Acute pharmacological degradation of ERK5 does not inhibit cellular immune response or proliferation

  • Cell Chem Biol. 2022 Oct 6;S2451-9456(22)00352-X. doi: 10.1016/j.chembiol.2022.09.004.
Inchul You 1 Katherine A Donovan 2 Noah M Krupnick 3 Andrew S Boghossian 4 Matthew G Rees 4 Melissa M Ronan 4 Jennifer A Roth 4 Eric S Fischer 2 Eric S Wang 5 Nathanael S Gray 6
Affiliations

Affiliations

  • 1 Department of Chemical and Systems Biology, Chem-H and Stanford Cancer Institute, Stanford School of Medicine, Stanford University, Stanford, CA 94305, USA.
  • 2 Department of Cancer Biology, Dana-Farber Cancer Institute, Boston, MA 02215, USA; Department of Biological Chemistry and Molecular Pharmacology, Harvard Medical School, Boston, MA 02215, USA.
  • 3 Department of Cancer Biology, Dana-Farber Cancer Institute, Boston, MA 02215, USA.
  • 4 Broad Institute of MIT and Harvard, Cambridge, MA 02142, USA.
  • 5 Tumor Initiation and Maintenance Program, NCI-Designated Cancer Center, Sanford Burnham Prebys Medical Discovery Institute, La Jolla, CA, USA. Electronic address: ewang@sbpdiscovery.org.
  • 6 Department of Chemical and Systems Biology, Chem-H and Stanford Cancer Institute, Stanford School of Medicine, Stanford University, Stanford, CA 94305, USA. Electronic address: nsgray01@stanford.edu.
Abstract

Recent interest in the role that extracellular signal-regulated kinase 5 (ERK5) plays in various diseases, particularly Cancer and inflammation, has grown. Phenotypes observed from genetic knockdown or deletion of ERK5 suggested that targeting ERK5 could have therapeutic potential in various disease settings, motivating the development ATP-competitive ERK5 inhibitors.
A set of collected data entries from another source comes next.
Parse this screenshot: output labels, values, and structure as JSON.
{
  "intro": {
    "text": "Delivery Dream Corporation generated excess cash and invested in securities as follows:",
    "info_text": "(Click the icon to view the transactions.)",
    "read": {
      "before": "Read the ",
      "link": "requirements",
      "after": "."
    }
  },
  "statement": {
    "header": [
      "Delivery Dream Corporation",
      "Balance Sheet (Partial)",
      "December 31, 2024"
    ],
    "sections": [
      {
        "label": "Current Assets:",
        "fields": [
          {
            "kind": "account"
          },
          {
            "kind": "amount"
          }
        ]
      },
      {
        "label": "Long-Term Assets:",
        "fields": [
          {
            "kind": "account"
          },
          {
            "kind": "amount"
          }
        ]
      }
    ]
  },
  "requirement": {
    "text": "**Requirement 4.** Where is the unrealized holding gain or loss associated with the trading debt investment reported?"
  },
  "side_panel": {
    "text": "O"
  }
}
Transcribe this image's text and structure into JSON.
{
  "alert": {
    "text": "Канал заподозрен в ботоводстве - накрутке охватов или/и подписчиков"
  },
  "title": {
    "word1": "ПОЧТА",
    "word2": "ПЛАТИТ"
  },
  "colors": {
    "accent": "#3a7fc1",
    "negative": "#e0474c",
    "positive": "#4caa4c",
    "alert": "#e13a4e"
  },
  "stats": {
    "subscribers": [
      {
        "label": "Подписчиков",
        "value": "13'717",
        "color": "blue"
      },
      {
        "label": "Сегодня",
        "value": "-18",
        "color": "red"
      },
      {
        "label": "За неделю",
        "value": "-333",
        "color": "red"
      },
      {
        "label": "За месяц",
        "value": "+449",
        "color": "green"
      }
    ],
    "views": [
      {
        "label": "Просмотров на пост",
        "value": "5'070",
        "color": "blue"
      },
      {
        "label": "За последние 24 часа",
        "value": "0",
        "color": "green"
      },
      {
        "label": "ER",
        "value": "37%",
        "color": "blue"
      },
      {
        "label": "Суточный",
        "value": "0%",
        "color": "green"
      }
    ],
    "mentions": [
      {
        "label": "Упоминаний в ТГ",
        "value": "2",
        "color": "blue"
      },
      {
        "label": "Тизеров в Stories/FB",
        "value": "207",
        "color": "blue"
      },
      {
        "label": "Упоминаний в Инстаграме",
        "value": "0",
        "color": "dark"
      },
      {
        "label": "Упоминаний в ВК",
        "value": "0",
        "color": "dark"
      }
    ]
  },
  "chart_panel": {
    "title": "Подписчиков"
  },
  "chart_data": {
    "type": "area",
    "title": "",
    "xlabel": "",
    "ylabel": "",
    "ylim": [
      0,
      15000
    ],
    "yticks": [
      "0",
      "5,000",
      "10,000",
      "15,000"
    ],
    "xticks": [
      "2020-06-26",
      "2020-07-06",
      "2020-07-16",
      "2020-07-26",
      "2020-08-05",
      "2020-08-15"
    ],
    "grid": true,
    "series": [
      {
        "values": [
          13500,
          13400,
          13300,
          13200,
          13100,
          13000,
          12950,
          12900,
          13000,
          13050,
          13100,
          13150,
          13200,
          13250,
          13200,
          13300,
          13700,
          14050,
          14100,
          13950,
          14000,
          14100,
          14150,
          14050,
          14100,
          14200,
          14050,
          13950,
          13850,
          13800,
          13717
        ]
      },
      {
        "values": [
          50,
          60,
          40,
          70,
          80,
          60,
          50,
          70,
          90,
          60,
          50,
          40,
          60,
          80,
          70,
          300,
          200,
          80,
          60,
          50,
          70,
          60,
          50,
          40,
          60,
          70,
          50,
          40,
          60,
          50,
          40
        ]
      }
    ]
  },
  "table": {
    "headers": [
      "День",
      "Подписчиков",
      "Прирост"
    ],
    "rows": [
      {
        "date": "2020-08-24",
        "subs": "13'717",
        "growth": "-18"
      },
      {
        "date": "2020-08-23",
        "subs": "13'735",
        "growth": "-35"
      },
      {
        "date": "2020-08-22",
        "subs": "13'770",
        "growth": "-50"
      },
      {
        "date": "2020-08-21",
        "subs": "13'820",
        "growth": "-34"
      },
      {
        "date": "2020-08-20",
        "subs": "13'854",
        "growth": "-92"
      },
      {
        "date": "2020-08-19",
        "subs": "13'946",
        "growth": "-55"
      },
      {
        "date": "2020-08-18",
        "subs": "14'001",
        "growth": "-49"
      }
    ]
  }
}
However, these inhibitors were unable to recapitulate the effects of genetic loss of ERK5, suggesting that ERK5 may have key kinase-independent roles. To investigate potential non-catalytic functions of ERK5, we report the development of INY-06-061, a potent and selective heterobifunctional degrader of ERK5. In contrast to results reported through genetic knockdown of ERK5, INY-06-061-induced ERK5 degradation did not induce anti-proliferative effects in multiple Cancer cell lines or suppress inflammatory responses in primary endothelial cells. Thus, we developed and characterized a chemical tool useful for validating phenotypes reported to be associated with genetic ERK5 ablation and for guiding future ERK5-directed drug discovery efforts.

Keywords

ERK5; PROTAC; targeted protein degradation.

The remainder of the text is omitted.